Sid Ngeth's Blog A blog about anything (but mostly development)

how that cloudflare outage happened (and how to avoid it)

so cloudflare had this massive outage recently. their tenant service api went down, taking the dashboard and a bunch of other apis with it. the root cause? a react useEffect dependency array bug that made their dashboard hammer the api with unnecessary requests.

here’s what went wrong…

the setup

they had a react component that needed to fetch data from their tenant service api. pretty standard stuff - throw it in a useEffect, call it a day:

useEffect(() => {
  fetchTenantData(config);
}, [config]);

looks fine, right? except config was an object that got recreated on every render.
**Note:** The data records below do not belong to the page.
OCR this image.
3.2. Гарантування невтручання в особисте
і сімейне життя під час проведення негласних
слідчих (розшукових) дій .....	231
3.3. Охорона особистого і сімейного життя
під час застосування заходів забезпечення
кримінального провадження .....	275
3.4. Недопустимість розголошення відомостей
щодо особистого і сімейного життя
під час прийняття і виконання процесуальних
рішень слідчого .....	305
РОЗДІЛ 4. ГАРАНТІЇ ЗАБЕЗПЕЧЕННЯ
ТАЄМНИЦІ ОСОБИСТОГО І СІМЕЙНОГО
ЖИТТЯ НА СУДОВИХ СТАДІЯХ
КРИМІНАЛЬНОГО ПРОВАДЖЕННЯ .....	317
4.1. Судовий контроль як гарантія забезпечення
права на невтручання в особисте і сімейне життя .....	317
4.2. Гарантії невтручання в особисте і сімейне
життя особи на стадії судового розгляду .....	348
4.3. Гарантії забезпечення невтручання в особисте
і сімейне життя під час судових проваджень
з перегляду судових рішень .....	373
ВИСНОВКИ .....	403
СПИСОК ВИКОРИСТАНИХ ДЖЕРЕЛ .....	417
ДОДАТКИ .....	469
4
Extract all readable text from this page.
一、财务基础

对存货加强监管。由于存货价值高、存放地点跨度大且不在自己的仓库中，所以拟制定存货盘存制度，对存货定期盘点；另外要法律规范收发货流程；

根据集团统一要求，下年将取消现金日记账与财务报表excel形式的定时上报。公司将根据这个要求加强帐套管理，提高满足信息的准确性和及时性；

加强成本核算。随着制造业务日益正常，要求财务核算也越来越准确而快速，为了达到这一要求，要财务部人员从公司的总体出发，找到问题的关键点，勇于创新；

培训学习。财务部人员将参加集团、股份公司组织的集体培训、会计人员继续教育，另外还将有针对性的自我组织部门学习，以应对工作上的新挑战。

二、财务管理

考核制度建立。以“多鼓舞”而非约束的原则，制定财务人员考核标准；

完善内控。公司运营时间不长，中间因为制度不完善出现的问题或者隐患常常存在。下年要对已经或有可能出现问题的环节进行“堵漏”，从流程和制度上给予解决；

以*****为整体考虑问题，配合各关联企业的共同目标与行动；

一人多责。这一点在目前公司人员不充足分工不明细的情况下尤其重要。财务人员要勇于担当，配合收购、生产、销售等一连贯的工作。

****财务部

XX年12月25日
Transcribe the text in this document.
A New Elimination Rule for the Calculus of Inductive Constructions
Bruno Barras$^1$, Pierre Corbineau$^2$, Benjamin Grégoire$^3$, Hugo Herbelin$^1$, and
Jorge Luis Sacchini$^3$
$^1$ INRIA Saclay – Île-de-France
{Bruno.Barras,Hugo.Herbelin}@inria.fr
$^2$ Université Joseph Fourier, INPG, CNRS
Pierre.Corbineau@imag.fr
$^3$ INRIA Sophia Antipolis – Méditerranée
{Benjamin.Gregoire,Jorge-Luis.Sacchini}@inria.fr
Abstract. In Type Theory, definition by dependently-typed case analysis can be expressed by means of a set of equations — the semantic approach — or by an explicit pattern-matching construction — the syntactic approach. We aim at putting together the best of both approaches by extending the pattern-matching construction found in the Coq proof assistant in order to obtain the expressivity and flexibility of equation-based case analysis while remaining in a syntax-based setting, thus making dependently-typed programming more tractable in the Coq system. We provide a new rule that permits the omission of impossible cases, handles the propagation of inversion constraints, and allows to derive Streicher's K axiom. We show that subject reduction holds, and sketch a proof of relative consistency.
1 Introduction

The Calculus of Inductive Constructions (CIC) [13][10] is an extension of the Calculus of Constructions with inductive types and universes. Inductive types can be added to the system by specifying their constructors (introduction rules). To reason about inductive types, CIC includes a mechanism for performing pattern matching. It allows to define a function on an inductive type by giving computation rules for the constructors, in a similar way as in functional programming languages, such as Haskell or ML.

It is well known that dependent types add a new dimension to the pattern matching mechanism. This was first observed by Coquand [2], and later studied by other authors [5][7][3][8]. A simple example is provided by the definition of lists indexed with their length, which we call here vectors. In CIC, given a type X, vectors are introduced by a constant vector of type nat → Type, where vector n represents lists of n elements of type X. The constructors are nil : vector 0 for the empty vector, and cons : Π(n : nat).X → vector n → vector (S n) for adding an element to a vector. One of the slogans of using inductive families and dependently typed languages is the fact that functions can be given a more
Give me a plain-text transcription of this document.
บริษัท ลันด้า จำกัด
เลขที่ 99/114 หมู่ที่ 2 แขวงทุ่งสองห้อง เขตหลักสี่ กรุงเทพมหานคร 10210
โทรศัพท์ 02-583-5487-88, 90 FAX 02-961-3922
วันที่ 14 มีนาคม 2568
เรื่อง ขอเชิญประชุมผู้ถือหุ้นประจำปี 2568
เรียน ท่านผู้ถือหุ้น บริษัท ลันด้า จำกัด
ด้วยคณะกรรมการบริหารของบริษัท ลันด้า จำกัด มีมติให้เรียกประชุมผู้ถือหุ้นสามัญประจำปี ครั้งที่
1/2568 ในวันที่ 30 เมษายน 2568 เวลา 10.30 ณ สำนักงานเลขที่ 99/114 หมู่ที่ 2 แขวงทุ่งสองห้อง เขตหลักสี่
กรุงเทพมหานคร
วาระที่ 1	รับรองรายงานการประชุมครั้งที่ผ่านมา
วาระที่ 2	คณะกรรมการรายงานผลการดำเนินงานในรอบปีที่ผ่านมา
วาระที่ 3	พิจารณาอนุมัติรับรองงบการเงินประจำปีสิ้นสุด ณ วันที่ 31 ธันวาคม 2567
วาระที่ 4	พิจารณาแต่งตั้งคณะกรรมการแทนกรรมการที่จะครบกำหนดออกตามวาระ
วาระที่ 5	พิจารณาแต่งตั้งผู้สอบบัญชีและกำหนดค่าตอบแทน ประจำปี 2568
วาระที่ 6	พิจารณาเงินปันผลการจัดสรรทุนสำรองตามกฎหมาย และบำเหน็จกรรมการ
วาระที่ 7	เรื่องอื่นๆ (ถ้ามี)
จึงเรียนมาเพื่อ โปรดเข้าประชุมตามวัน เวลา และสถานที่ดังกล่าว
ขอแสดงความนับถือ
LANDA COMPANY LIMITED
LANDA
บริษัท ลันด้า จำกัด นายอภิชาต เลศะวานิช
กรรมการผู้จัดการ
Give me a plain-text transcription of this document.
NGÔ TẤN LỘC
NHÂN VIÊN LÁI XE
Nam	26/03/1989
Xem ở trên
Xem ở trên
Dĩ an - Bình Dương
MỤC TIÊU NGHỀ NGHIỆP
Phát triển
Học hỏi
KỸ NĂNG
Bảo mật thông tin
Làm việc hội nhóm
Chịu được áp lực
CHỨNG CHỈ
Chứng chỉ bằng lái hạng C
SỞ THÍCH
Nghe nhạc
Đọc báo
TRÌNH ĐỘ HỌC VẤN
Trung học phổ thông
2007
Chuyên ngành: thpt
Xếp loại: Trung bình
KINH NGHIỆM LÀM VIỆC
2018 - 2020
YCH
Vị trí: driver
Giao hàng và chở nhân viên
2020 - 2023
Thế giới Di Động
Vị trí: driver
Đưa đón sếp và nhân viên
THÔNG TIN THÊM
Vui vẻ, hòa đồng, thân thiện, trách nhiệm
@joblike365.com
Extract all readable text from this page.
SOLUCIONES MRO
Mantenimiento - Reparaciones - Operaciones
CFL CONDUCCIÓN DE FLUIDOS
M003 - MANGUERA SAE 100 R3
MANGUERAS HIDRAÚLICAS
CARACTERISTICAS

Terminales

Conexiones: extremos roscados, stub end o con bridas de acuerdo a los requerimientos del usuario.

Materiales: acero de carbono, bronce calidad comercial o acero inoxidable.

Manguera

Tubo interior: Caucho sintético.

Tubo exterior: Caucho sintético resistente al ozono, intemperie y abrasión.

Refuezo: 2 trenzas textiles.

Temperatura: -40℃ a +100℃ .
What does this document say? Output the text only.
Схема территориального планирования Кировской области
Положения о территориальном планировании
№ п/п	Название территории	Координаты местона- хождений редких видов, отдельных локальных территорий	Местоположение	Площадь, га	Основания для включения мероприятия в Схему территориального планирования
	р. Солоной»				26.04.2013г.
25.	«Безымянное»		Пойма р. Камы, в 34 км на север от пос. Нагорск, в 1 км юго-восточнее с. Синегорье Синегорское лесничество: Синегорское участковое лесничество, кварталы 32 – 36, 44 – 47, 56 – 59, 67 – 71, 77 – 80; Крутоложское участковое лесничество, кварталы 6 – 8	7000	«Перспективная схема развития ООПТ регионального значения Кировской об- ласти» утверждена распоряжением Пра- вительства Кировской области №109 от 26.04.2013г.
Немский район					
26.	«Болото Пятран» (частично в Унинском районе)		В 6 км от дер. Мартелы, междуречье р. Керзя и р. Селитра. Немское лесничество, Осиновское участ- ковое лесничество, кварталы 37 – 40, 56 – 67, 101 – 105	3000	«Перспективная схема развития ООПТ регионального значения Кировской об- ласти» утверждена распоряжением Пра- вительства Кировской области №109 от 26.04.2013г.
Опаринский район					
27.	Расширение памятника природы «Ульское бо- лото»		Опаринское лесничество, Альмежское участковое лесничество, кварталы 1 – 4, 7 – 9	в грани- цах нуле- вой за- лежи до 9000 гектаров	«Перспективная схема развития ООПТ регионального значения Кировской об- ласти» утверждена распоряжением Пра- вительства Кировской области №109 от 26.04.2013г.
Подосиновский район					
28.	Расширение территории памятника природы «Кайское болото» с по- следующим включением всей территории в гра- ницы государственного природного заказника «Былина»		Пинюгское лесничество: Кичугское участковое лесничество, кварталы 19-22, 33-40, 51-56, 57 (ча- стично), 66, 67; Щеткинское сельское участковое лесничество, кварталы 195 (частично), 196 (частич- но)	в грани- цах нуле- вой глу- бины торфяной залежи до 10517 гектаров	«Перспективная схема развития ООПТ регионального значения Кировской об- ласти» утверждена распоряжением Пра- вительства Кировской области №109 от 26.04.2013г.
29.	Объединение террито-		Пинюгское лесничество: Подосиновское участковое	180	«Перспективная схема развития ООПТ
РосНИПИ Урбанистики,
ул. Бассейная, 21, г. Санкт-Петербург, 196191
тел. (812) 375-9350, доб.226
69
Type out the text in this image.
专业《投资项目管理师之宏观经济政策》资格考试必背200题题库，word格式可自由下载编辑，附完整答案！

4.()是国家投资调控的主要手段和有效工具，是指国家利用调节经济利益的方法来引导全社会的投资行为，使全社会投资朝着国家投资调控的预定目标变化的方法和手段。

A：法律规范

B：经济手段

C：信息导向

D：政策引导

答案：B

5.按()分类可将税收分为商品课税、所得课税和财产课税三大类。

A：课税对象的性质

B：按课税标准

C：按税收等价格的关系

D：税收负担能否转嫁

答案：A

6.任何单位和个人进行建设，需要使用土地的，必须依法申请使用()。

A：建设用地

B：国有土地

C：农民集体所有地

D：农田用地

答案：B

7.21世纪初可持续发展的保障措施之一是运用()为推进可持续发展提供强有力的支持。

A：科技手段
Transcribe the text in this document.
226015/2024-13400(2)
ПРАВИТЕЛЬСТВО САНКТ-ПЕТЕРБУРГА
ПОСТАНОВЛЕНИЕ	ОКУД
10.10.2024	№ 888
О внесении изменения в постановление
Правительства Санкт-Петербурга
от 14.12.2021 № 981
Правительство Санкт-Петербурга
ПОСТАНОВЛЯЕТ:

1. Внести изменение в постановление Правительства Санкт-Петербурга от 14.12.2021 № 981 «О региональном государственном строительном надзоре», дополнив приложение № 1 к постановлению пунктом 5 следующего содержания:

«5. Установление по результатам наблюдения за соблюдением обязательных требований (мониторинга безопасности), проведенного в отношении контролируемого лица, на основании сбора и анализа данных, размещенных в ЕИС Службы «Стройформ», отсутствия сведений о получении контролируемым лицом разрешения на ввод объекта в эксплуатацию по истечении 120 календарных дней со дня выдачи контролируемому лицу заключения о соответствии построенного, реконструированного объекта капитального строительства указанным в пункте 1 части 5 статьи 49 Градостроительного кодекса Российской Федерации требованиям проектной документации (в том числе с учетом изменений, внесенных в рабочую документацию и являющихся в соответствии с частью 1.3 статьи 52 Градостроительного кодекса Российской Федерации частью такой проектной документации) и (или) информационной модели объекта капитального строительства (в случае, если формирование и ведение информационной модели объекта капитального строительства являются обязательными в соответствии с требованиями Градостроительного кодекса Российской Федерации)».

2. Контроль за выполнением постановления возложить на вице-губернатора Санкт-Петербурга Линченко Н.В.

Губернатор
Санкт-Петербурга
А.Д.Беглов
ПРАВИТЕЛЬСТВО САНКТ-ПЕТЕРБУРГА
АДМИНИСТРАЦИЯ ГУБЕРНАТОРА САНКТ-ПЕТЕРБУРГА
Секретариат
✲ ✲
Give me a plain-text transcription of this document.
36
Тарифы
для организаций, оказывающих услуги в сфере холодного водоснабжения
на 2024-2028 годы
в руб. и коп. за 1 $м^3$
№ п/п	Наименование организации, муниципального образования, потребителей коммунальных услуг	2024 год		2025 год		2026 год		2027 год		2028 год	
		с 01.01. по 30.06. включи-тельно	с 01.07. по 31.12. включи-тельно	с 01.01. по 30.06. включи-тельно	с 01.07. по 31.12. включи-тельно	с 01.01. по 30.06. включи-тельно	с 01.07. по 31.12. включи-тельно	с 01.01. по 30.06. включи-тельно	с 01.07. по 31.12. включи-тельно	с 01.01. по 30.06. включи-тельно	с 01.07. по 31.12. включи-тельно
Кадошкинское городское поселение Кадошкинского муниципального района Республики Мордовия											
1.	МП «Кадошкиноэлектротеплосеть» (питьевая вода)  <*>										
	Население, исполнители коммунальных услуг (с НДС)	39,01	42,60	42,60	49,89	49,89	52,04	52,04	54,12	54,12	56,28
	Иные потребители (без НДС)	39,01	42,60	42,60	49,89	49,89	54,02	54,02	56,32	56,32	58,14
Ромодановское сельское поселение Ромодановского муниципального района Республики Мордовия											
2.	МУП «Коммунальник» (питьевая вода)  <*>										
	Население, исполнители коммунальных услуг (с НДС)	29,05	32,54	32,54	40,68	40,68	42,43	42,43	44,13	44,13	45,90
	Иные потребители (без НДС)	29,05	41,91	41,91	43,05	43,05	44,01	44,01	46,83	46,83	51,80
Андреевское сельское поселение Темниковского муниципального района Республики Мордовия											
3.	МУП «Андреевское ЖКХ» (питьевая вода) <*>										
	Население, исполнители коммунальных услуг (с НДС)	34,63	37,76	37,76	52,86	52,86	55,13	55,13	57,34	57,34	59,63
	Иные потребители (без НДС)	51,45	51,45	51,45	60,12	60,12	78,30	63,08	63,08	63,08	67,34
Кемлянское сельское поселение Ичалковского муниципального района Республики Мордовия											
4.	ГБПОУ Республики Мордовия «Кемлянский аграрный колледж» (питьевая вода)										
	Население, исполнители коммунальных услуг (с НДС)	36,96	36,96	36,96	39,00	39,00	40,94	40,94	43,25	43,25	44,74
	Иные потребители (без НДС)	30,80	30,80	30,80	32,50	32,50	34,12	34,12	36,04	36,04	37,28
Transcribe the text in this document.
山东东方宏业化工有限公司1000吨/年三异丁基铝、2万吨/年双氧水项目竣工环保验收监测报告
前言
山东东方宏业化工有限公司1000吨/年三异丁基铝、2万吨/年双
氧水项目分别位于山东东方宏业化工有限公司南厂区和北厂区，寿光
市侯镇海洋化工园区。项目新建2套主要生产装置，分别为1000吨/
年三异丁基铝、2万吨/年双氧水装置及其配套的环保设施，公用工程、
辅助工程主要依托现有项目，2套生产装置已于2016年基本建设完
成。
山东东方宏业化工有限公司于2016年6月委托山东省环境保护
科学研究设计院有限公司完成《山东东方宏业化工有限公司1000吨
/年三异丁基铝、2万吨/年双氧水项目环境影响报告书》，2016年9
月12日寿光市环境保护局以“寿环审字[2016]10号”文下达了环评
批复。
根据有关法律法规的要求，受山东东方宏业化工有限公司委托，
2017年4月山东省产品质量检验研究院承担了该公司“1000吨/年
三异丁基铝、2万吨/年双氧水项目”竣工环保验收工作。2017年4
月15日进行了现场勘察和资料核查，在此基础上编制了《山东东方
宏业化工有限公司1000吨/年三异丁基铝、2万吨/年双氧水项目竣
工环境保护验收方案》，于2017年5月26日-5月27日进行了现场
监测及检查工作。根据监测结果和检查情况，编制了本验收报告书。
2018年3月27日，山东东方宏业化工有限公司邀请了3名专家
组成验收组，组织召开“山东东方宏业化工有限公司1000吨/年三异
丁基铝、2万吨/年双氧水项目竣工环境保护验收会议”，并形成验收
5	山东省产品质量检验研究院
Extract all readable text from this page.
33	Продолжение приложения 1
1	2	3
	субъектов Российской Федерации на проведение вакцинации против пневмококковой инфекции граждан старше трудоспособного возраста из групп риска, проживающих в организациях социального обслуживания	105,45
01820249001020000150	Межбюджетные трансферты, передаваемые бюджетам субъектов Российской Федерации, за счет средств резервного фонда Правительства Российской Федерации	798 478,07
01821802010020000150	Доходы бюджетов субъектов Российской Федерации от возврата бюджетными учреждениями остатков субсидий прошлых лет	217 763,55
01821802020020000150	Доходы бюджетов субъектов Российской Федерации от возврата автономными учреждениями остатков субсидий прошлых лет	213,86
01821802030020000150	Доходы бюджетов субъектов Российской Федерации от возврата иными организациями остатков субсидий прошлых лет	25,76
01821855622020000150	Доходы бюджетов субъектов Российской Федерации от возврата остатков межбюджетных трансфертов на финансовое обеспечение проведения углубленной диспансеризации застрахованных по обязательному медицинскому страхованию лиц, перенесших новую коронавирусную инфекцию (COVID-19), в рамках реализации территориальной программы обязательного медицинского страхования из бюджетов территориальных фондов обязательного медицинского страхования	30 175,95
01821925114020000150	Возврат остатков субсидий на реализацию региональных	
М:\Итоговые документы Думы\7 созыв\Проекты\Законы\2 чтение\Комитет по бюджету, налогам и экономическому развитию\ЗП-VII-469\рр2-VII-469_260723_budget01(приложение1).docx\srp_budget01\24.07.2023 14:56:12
why objects break dependency arrays

react’s dependency array uses Object.is() to check if dependencies changed (verified in react’s source - see packages/shared/objectIs.js). for primitives like strings and numbers, this works great:

Object.is('hello', 'hello') // true
Object.is(42, 42) // true

but for objects and arrays? different story:

Object.is({a: 1}, {a: 1}) // false!
Object.is([1, 2], [1, 2]) // false!

even if the contents are identical, they’re different object references. so when you do this:

function Dashboard() {
  const config = { endpoint: '/api/tenant' }; // new object every render!

  useEffect(() => {
    fetchData(config);
  }, [config]); // this runs every single render
}

that effect runs on every render. every state update. every prop change. everything.

the cascade failure

here’s where it gets interesting. the dashboard wasn’t just making one extra call - it was making dozens. why? because the api call itself was probably updating state:

  1. component renders → creates new config object
  2. useEffect sees “new” dependency → calls api
  3. api response updates state → triggers re-render
  4. go to step 1

add multiple components doing this, users refreshing the page, and a recent service update that made the tenant service less stable… boom. you’ve got an outage.

how to fix it

few options here:

option 1: useMemo

memoize the object so it keeps the same reference:

const config = useMemo(() => ({
  endpoint: '/api/tenant'
}), []); // only create once

useEffect(() => {
  fetchData(config);
}, [config]); // now this only runs once

option 2: primitive dependencies

instead of passing the whole object, use primitive values:

const endpoint = '/api/tenant';

useEffect(() => {
  fetchData({ endpoint });
}, [endpoint]); // strings compare by value

option 3: move it outside

if the config never changes, define it outside the component:

const CONFIG = { endpoint: '/api/tenant' };

function Dashboard() {
  useEffect(() => {
    fetchData(CONFIG);
  }, []); // no dependency needed
}

how eslint might have made it worse

here’s the ironic part: the exhaustive-deps rule might have actually caused this bug!

{
  "rules": {
    "react-hooks/exhaustive-deps": "error"
  }
}

imagine you start with this:

function Dashboard() {
  const config = { endpoint: '/api/tenant' };

  useEffect(() => {
    fetchData(config);
  }, []); // eslint error: missing dependency 'config'
}

the linter complains that config is used but not in the deps array. so you “fix” it:

useEffect(() => {
  fetchData(config);
}, [config]); // linter happy, performance dead

now your effect runs on every render because config is a new object each time. the linter pushed you into the bug!

the real fix is understanding why the warning exists and addressing the root cause (memoizing the object, using primitives, or moving it outside the component) rather than just making the linter happy.